Liebe deinen Ort

Essay George Orwell findet den Nationalismus auch jenseits der Nationen
Ausgabe 06/2020
George Orwell um 1943 bei einer Radioaufzeichnung
George Orwell um 1943 bei einer Radioaufzeichnung

Foto: Imago Images/Leemage

Im Jahr 1945, sollte man meinen, muss jedem klar gewesen sein, was Nationalismus ist. Umso überraschender liest sich aus heutiger Sicht der Beginn von George Orwells Essay Notes on Nationalism, der 1945 in der britischen „Zeitschrift für Philosophie, Psychologie und Ästhetik“ Polemic erschien und nun erstmals ins Deutsche übersetzt wurde.

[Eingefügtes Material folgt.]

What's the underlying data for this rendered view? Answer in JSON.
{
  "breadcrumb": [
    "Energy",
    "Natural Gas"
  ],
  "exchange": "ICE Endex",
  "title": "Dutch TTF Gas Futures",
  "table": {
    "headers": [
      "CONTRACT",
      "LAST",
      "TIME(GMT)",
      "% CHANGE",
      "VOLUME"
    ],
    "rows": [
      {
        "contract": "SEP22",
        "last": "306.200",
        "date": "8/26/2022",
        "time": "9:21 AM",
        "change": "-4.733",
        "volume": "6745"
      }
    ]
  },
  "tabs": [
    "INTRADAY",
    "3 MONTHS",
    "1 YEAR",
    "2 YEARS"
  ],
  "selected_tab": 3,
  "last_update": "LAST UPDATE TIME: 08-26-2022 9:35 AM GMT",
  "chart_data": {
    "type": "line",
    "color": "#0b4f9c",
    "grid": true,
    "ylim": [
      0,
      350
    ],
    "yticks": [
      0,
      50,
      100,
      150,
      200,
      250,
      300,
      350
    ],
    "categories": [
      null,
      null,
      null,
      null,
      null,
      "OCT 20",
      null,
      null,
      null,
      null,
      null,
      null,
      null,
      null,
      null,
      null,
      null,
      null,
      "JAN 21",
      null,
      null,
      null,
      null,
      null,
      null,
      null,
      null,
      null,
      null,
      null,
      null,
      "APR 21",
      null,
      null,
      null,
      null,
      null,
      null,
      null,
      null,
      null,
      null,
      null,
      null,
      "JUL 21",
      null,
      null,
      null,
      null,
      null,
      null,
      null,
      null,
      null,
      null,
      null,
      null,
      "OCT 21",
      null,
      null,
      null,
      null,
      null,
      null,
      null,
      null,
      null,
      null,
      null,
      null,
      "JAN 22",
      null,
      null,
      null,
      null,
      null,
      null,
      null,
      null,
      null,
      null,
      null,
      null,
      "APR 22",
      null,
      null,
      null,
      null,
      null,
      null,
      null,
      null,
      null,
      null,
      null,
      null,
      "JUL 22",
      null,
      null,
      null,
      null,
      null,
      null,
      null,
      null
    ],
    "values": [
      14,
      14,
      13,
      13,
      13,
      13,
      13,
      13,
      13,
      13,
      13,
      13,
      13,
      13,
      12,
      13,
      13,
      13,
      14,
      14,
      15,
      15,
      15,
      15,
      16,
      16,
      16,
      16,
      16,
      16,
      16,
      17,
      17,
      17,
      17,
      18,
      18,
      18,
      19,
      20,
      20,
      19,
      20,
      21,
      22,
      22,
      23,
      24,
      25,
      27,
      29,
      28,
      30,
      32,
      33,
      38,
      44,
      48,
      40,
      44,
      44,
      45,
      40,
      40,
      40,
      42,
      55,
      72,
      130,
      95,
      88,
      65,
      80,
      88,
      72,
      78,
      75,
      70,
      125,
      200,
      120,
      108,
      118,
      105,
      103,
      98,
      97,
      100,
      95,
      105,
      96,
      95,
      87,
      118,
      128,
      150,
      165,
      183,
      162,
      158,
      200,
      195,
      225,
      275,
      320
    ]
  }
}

Mit Nationalismus, so George Orwell, meine er eine Sache, die „noch keinen Namen hat“. Dieser erstaunlichen Erklärung schließt sich eine teilweise noch erstaunlichere Liste von Phänomenen an, die Orwell unter dem Begriff des Nationalismus erfassen will: Sie reicht vom Kommunismus und dem politischen Katholizismus über den Antisemitismus und den Zionismus bis hin zum Pazifismus.

Pazifisten als Nationalisten? Was zunächst nach einem Oxymoron klingen mag, erschließt sich erst vor dem Hintergrund von Orwells erweiterter Definition des Nationalismus schnell: Der Begriff meint in diesem Essay nämlich nicht den Superioritätsanspruch einer Nation, sondern ganz allgemein jede „Geisteshaltung“, die die Welt in Gut und Böse einteilt, die sich mit einer politischen, kulturellen oder religiösen „Einheit“ identifiziert und die sich für moralisch überlegen hält. Nationalismus, so könnte man die Idee von George Orwells Essay reformulieren, ist der Überbegriff für eine bestimmte Form von Ideologie.

Diese Ideologie interessiert den Sozialisten Orwell gerade nicht als ein externes Phänomen, das bloß unter politischen Radikalen zu finden ist, sondern als Problematik, die die englischen Intellektuellen selbst betrifft. Der Essay ist aus dieser Perspektive eine Selbstkritik. Wie in seinem Erfolgsroman Animal Farm (1945) treibt Orwell auch in seinem Nationalismus-Text die Frage um, wie es geschieht, dass die Kämpfer gegen politische Unterdrückung am Ende selbst zu Gewalttätern werden.

Den britischen Intellektuellen, die mit dem Kommunismus sympathisieren und sich als Pazifisten begreifen, bescheinigt er in dieser Hinsicht einen Werterelativismus: Gewalt werde nur dann verurteilt, wenn sie der Verteidigung der westlichen Länder diene; die Gewalttaten Russlands oder Chinas hingegen werden nicht problematisiert oder sogar gerechtfertigt. Nur kurze Zeit vor dem Ausbruch des Kalten Krieges erkennt Orwell die Gefahr, dass die Welt in zwei Lager zerfällt, die jeweils nur ihre eigene Version der Wahrheit kennen und keine Bereitschaft zeigen, die Perspektive der gegnerischen Partei zu berücksichtigen.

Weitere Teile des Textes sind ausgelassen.